"For Books are not absolutely dead things, but doe contain a potencie of life in them to be as active as that soule was whose progeny they are; nay they do preserve as in a violl the purest efficacie and extraction of that living intellect that bred them." - John Milton
Friday, 22 April 2016
R. N. Morris - A Razor Wrapped In Silk
Rating: 4/5
Review: Enjoyable period crime
I enjoyed this book - the first of Morris's I had read. Set in Tsarist St. Petersburg in 1870, it is effectively a police procedural with Porfiry Petrovich, Dostoyevsky's detective created in Crime and Punishment, as the main protagonist. It is well written with an engaging central character and a fairly interesting rather than utterly gripping narrative. What gives this book its distinctive character is the setting which Morris manages very well. He settles on a style which conveys the manners and mores of the time and this maintains the atmosphere very convincingly. The historical and political background seem well done (although my very scanty knowledge of 19th Century Russia doesn't make me a good judge of this) and it was this aspect I enjoyed most.

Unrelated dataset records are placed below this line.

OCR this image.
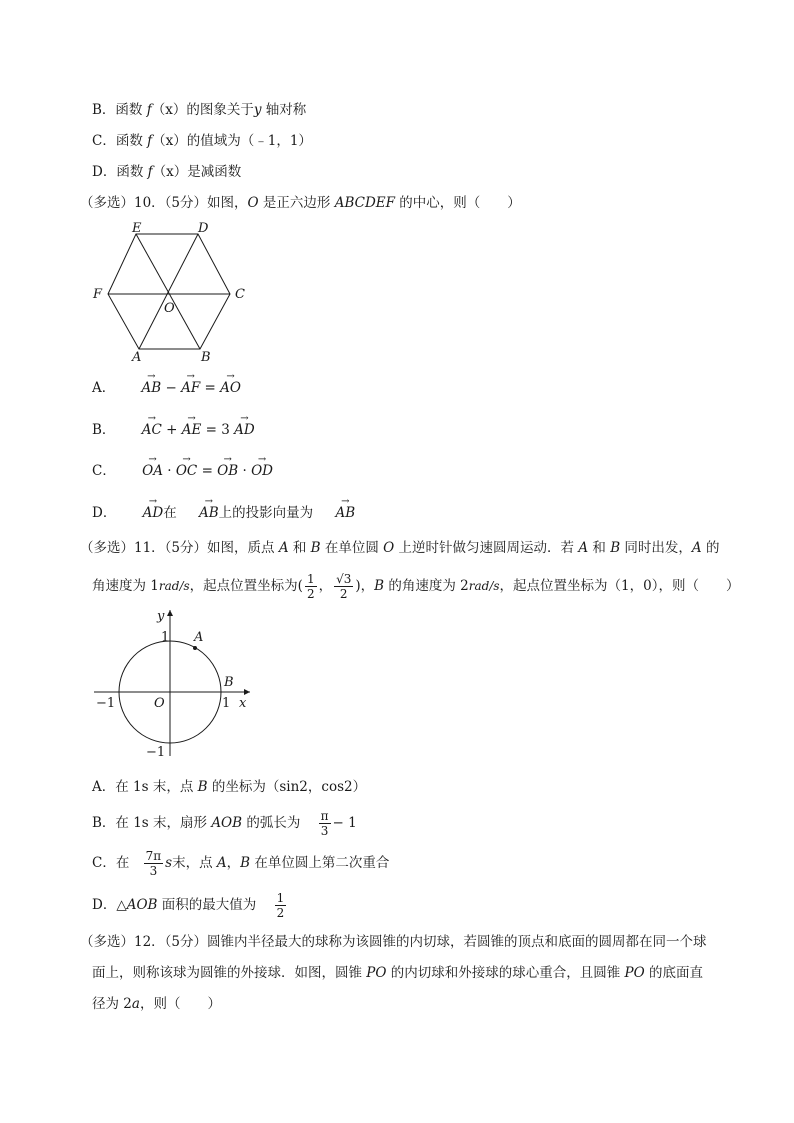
B．函数 f（x）的图象关于y 轴对称
C．函数 f（x）的值域为（﹣1，1）
D．函数 f（x）是减函数
（多选）10．（5分）如图，O 是正六边形 ABCDEF 的中心，则（　　）
E	D
F	C
O
A	B
A． → AB − → AF = → AO
B． → AC + → AE = 3 → AD
C． → OA · → OC = → OB · → OD
D． → AD在 → AB上的投影向量为 → AB
（多选）11．（5分）如图，质点 A 和 B 在单位圆 O 上逆时针做匀速圆周运动．若 A 和 B 同时出发，A 的
角速度为 1rad/s，起点位置坐标为( $\frac{1}{2}$ ， $\frac{√3}{2}$ )，B 的角速度为 2rad/s，起点位置坐标为（1，0），则（　　）
y
x
1
−1
−1	1
O
A
B
A．在 1s 末，点 B 的坐标为（sin2，cos2）
B．在 1s 末，扇形 AOB 的弧长为 $\frac{\pi}{3} - 1$
C．在 $\frac{7\pi}{3}$ s末，点 A，B 在单位圆上第二次重合
D．△AOB 面积的最大值为 $\frac{1}{2}$
（多选）12．（5分）圆锥内半径最大的球称为该圆锥的内切球，若圆锥的顶点和底面的圆周都在同一个球
面上，则称该球为圆锥的外接球．如图，圆锥 PO 的内切球和外接球的球心重合，且圆锥 PO 的底面直
径为 2a，则（　　）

The plot itself is, frankly, pretty run-of-the-mill. Many of the familiar elements of the genre are trotted out: Crimes With No Obvious Link To Each Other, The Obvious Suspect, Political Pressure, Detective Under Threat, Not Knowing Whom He Can Trust, Implausible Flashes Of Intuition and, of course, a rather ludicrous Tense Climax. There is an odd, almost irrelevant sub-plot about ownership of a bank which seems to be there just to illustrate some of the prejudices of the time, and some of the aspects of the plot are a bit clunky. However, there is plenty in the book to enjoy
Four stars is a slightly generous rating, but three stars would have been very churlish and I can recommend this book as a diverting read.